We have innumerable complaints of subscribers relative to the irregularity with which their papers are received through the mails.--It is a matter of as much regret and annoyance to us as it is to them, that these causes of complaint are so numerous. Where they grow out of mistakes in our own office, we make the proper correction as soon as we find out the error. We are sometimes unable to press off the paper in time for the mails.--So great is our present circulation that upon the occasional occurrence of those delays which are incidental to our business, some of the mails are unavoidably lost and thrown a day behind hand.

The greater number of complaints arise from causes over which we have no control.--The very existence of war engenders irregularity in all civil matters. The heavy transportation demanded for the army has interfered with the transmission of everything else more or less. The large number of enlistments; the going to war of experienced men, and the supplying of their places with those unfamiliar with duties confided to them, must have had its effect on the Post-Office Department, as on everything else. Then the intense interest felt in the news puts every paper known to contain important intelligence in peril along its route. Many that are mailed in due form and due time, we think we may say reasonably and truly, never reach their owners, but disappear by the way.
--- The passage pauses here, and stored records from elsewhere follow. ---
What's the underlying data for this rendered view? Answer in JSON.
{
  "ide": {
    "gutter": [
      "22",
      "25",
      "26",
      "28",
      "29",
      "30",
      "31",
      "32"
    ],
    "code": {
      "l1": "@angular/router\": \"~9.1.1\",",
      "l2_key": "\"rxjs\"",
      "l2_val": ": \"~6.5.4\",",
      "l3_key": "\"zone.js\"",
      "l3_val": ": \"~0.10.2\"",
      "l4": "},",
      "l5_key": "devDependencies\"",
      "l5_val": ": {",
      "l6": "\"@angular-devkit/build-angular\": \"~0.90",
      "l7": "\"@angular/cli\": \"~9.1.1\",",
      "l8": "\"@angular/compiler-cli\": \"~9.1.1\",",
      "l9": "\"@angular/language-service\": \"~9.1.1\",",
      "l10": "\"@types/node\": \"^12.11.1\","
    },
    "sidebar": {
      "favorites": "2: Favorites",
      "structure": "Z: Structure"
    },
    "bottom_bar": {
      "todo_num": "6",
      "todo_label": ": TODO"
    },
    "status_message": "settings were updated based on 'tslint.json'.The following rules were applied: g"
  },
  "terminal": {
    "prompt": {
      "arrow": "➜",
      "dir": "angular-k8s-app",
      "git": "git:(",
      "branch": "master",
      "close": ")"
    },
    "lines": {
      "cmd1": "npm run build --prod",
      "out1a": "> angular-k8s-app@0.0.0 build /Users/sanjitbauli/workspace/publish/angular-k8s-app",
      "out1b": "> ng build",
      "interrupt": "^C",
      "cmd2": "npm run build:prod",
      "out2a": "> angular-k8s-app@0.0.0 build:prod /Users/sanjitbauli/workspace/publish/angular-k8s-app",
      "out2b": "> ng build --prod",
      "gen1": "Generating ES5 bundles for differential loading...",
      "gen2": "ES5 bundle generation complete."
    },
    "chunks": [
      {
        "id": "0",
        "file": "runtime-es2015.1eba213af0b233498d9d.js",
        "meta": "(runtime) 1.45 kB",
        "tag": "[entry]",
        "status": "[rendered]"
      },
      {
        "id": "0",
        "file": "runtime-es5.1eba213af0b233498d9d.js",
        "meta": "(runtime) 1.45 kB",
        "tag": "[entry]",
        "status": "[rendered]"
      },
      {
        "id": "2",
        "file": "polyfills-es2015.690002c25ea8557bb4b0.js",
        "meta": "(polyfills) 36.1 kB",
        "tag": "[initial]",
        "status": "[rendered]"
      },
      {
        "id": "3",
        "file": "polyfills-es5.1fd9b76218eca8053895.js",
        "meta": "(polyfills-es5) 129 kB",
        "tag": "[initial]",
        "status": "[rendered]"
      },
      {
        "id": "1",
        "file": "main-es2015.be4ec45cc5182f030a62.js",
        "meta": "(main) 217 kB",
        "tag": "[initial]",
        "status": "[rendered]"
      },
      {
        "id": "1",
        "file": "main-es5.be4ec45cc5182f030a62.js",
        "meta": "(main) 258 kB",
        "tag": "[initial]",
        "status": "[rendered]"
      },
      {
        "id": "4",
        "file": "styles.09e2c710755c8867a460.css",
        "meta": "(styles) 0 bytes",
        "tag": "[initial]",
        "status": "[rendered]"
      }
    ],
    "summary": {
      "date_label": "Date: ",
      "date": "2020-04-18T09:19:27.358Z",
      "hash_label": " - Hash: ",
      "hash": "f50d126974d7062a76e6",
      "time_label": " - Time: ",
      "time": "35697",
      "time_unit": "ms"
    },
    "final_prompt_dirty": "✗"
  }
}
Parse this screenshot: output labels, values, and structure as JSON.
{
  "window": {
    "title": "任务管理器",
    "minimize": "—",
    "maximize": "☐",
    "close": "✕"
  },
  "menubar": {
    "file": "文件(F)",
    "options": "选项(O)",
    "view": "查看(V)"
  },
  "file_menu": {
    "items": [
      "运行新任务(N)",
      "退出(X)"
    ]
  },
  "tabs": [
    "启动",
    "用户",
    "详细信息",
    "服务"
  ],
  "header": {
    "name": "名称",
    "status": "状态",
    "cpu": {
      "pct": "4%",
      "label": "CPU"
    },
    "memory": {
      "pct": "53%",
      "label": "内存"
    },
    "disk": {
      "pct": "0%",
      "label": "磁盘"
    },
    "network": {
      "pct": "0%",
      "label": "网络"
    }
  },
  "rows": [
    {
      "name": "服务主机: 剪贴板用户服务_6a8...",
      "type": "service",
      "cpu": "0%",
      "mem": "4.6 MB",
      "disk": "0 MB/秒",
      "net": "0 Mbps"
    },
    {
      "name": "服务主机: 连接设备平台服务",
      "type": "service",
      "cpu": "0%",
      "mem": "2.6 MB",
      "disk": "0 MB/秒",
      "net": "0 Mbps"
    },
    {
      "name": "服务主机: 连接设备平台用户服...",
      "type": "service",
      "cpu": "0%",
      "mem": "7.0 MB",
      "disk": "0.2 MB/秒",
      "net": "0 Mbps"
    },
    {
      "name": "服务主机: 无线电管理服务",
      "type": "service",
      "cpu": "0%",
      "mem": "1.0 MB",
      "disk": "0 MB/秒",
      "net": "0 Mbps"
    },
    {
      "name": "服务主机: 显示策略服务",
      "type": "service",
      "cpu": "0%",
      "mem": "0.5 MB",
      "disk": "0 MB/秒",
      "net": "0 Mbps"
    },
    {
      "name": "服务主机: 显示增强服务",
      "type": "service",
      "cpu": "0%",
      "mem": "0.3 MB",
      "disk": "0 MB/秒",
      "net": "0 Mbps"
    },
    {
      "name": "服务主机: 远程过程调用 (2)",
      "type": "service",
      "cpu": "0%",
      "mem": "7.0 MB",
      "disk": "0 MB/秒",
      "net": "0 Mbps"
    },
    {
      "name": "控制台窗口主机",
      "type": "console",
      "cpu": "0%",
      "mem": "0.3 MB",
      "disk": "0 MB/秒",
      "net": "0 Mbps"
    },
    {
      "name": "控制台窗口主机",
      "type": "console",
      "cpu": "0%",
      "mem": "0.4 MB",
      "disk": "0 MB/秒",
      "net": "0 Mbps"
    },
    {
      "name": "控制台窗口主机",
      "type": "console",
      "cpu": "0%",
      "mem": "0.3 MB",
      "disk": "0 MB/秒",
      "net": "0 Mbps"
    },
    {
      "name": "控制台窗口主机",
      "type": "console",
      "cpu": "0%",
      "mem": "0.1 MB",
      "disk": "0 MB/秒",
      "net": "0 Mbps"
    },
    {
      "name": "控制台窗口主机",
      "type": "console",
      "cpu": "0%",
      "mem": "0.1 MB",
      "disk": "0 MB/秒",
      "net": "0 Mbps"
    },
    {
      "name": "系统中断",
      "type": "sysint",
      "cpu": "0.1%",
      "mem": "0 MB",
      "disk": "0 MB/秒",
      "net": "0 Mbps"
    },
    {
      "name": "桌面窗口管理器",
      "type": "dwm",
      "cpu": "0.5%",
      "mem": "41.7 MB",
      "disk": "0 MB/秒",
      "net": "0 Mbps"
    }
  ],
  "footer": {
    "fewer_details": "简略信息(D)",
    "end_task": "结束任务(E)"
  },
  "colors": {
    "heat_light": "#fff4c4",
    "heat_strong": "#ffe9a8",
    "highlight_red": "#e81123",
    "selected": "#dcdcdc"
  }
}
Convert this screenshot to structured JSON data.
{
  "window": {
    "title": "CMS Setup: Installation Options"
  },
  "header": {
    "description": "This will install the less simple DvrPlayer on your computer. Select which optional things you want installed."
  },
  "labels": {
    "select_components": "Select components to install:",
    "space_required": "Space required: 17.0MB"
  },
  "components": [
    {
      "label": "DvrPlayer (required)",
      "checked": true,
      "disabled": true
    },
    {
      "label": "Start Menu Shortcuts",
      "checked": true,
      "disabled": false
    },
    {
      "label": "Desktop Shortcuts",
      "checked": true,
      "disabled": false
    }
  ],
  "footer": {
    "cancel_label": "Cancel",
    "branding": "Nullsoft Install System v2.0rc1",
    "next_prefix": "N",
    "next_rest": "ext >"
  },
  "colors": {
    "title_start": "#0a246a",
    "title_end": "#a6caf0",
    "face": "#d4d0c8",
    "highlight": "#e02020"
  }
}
So far as we are concerned, we have left no stone unturned to accommodate the public.--We have just purchased another Press, and, as soon as we get that up we may be able to print more papers than we now circulate; but even that will not enable us to supply the demand. Our circulation would be now at least forty thousand daily if we could print as many.

We promise our readers that we will do the best we can to accommodate them. But they must remember that these are extraordinary times — that in every branch of business there is much irregularity — and that they must bear inconvenience and disappointment with as much composure as possible.